Tweets from the deep - trawler skipper David Warwick used social media to talk fishing while at sea

Last year, Cornish fisherman David Warwick tweeted his day at sea to provide a glimpse into the life of a commercial fisherman.

Here is his story:
I love being a fisherman.

The days are long and can be cold. The weather can be miserable and frankly scary. It’s no secret that it’s a dangerous job. Lives are lost by men just trying to earn a living; trying to feed their families.

Then there are the rules and regulations. Ministers who know very little, if anything, about the job of fishing make detailed regulations that often make little or no sense at the level of a fishing vessel.

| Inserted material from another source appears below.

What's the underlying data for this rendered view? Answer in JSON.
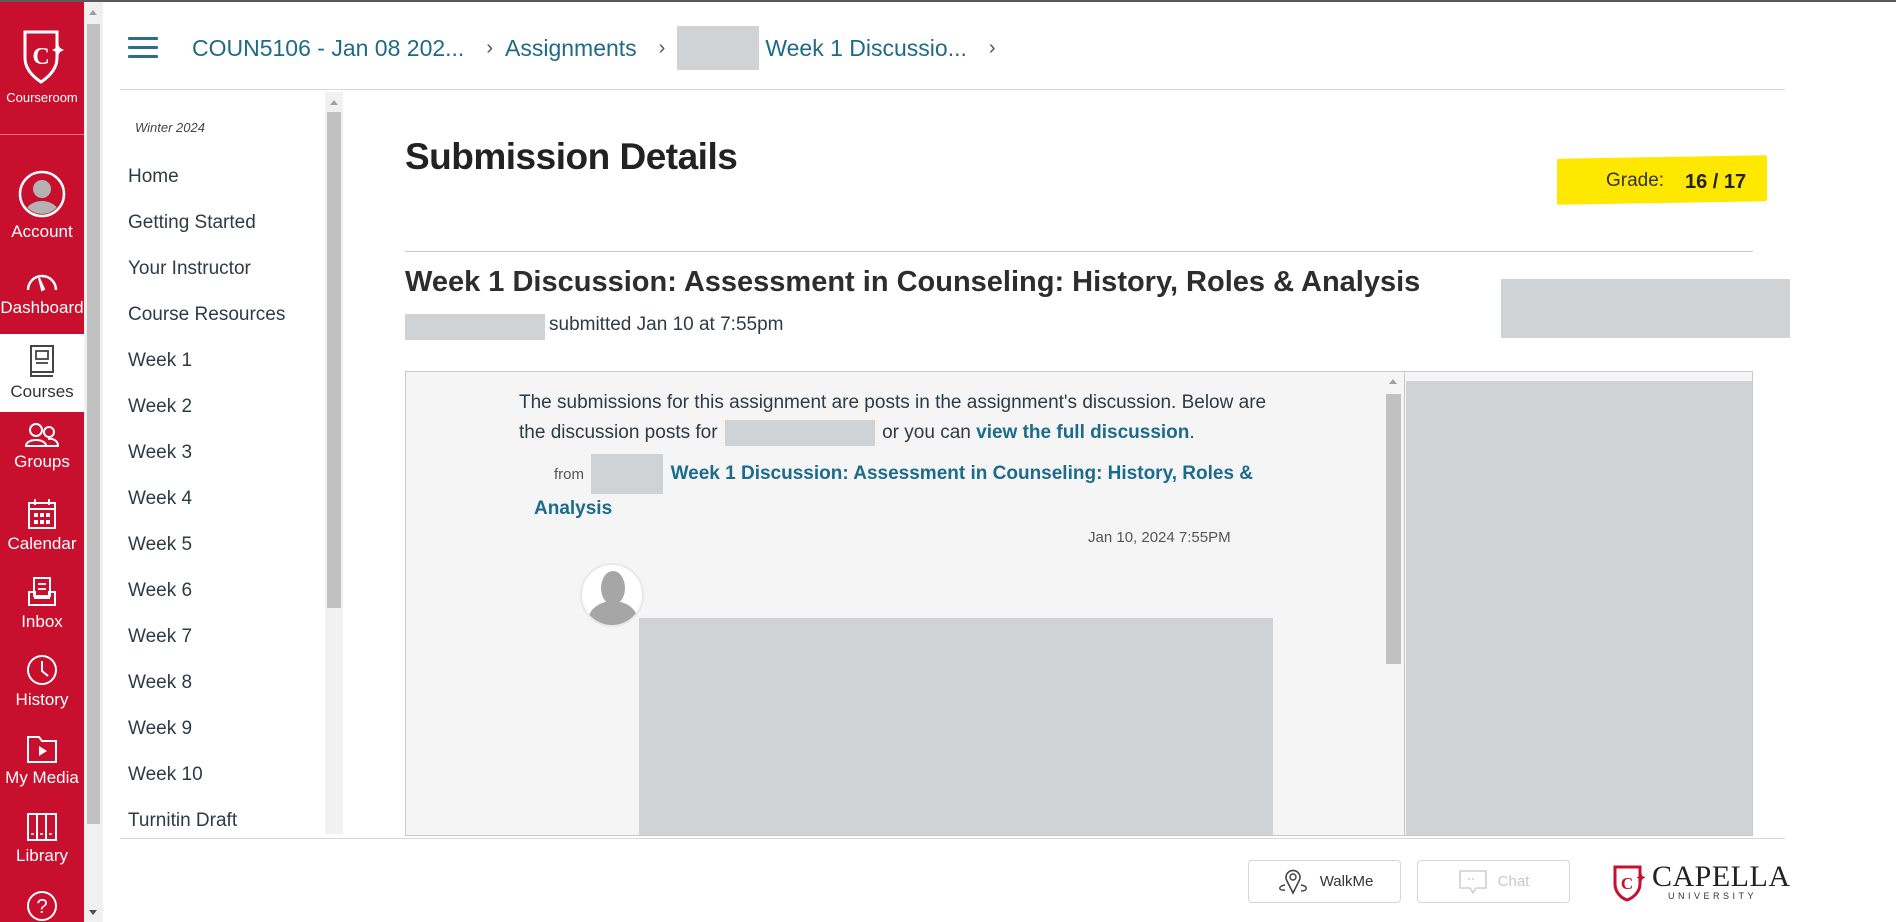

On top of this it is a largely thankless task. Newspapers call us sea barons and pillagers, accusing us of plundering oceans for commercial gain. Yet the reality could not be more different.

Closer collaboration between fishermen and scientists has meant better data on fish stocks and the marine ecosystem. The industry’s views are now incorporated into the political and environmental process. Together, through the Fisheries Science Partnership, we carry out a wide range of studies looking at ecosystems and fish biomass in order to limit our impact and ultimately improve stocks.

After 70 years of incremental increases in fishing pressure, the scientists have since 2000 shown a dramatic turnaround. So, why do I love my job?

Well, clearly from everything I’ve outlined above, you simply wouldn’t do it if you didn’t love it. If we could provide a true image of the industry, you’d see it was made up of families and communities, close knit and humble, a fishing fraternity that takes pride in the fact it is providing food security to this island nation. And we are doing so in a sustainable and considerate way. I followed my father’s footsteps into this industry and I hope, if he chooses, my two year old son will do the same. Many of my fishing colleagues feel as I do and we are working hard to ensure the industry is there in the future for our children and our children’s children. And despite our tireless work in the wind and rain, collaboration with scientists and endeavours to become involved in the political process, ignorance is still rife.

‘Tweets from the Deep’ is a great way to show people what life as a fisherman is really like; to perhaps demonstrate the hurdles we jump through, the pressures we endure and the risks we take to put food on plates.